Avant de s’alarmer
Reconnaître une vraie baisse plutôt qu’un simple bruit de fond
La première erreur, quand on découvre une courbe qui descend, consiste à réagir dans l’urgence. Or toutes les variations ne se valent pas. Savoir distinguer un signal réel d’une fluctuation normale est la compétence qui évite les décisions coûteuses et précipitées.
Le trafic organique respire. Il monte et descend au fil des jours de la semaine, des jours fériés, des vacances scolaires et des cycles d’achat de votre secteur. Un mardi n’a jamais le même volume qu’un dimanche, et un mois d’août ressemble rarement à un mois de novembre. Une baisse de quelques pour cent d’un jour à l’autre, ou même d’une semaine sur l’autre, ne signifie strictement rien : c’est le mouvement naturel d’un canal vivant. Réagir à ce bruit reviendrait à ajuster le cap d’un bateau à chaque vague plutôt qu’à chaque changement de courant.

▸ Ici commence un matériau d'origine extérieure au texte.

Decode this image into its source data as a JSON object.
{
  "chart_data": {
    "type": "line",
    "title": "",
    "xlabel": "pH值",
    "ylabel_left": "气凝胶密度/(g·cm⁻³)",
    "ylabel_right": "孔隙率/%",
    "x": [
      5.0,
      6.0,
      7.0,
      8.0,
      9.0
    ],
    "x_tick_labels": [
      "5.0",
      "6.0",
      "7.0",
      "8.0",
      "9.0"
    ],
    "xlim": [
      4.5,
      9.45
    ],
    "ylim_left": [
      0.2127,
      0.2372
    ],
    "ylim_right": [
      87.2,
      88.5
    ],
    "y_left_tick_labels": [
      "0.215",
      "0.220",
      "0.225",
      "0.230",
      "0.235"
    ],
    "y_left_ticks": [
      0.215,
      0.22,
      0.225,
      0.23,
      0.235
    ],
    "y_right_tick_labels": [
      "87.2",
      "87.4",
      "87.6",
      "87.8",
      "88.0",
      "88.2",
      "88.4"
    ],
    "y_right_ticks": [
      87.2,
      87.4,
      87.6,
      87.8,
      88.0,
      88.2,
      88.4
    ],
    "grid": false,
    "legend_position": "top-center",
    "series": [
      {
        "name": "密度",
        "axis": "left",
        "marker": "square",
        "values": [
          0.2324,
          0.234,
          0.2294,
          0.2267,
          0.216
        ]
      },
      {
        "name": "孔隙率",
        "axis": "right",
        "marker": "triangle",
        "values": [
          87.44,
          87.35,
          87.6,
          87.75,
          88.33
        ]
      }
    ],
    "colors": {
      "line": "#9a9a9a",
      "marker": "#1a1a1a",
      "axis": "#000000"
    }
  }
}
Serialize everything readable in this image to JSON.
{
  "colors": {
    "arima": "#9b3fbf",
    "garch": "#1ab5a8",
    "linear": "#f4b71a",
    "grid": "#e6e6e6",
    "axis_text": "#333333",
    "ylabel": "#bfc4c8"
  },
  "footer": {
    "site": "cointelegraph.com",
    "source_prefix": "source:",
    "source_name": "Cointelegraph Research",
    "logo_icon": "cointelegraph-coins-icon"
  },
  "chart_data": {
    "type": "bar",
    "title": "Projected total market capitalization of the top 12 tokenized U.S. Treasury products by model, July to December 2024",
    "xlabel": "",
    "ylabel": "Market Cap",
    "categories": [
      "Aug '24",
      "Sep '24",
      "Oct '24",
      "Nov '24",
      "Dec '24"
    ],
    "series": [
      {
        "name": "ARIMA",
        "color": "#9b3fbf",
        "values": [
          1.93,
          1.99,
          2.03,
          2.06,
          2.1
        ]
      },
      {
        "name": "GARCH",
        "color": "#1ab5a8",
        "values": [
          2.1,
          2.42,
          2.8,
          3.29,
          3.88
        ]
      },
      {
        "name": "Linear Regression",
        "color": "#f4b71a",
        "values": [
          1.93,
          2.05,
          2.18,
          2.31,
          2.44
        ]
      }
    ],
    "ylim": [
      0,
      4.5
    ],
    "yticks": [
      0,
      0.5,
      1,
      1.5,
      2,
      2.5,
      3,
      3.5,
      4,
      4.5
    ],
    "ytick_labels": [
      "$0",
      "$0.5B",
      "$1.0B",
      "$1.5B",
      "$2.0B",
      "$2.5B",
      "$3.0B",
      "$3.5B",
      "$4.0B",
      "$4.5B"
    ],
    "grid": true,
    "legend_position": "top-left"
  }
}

Pour qu’une baisse mérite votre attention, elle doit réunir trois critères. Elle doit d’abord être durable : une tendance qui se maintient sur deux à trois semaines, et non un creux d’un ou deux jours. Elle doit ensuite être significative en ampleur, c’est-à-dire dépasser nettement l’amplitude habituelle des variations que vous observez d’ordinaire. Elle doit enfin être confirmée par plusieurs sources : si la Search Console, votre outil d’analyse d’audience et votre suivi de positions racontent la même histoire, le signal est fiable. S’ils divergent, il faut d’abord comprendre pourquoi avant de conclure.
Le piège le plus fréquent reste la saisonnalité. Un fleuriste voit sa demande s’effondrer après la Saint-Valentin et la fête des mères ; un professionnel du chauffage explose en octobre et retombe au printemps ; un commerce arrageois lié au tourisme suit le calendrier des vacances. Comparer votre trafic de juillet à celui de juin donnera presque toujours l’impression d’une chute ; le comparer à celui de juillet de l’année précédente révèle la vérité. La règle d’or : raisonner en glissement annuel, mois contre même mois, plutôt qu’en variation immédiate.
Une autre confusion classique oppose la baisse de trafic à la baisse de conversion. Votre trafic peut rester stable pendant que vos contacts s’effondrent, un problème de formulaire, de tarif ou de concurrence commerciale, mais pas de SEO. À l’inverse, vos ventes peuvent tenir alors que le trafic recule, parce que vous perdez surtout des visites peu qualifiées. Confondre les deux mène à traiter le mauvais problème. Isoler proprement le trafic organique, et lui seul, est donc le préalable indispensable à tout diagnostic sérieux.
Enfin, méfiez-vous des artefacts de mesure. Une balise de suivi supprimée lors d’une mise à jour du site, un changement d’outil d’analytics, un filtre mal configuré ou un robot exclu des rapports peuvent faire chuter une courbe sans que la moindre visite réelle ait disparu. Avant de conclure à une catastrophe SEO, vérifiez que vous mesurez toujours la même chose, de la même manière, qu’avant la baisse. Beaucoup de « chutes » spectaculaires ne sont en réalité que des problèmes de compteur.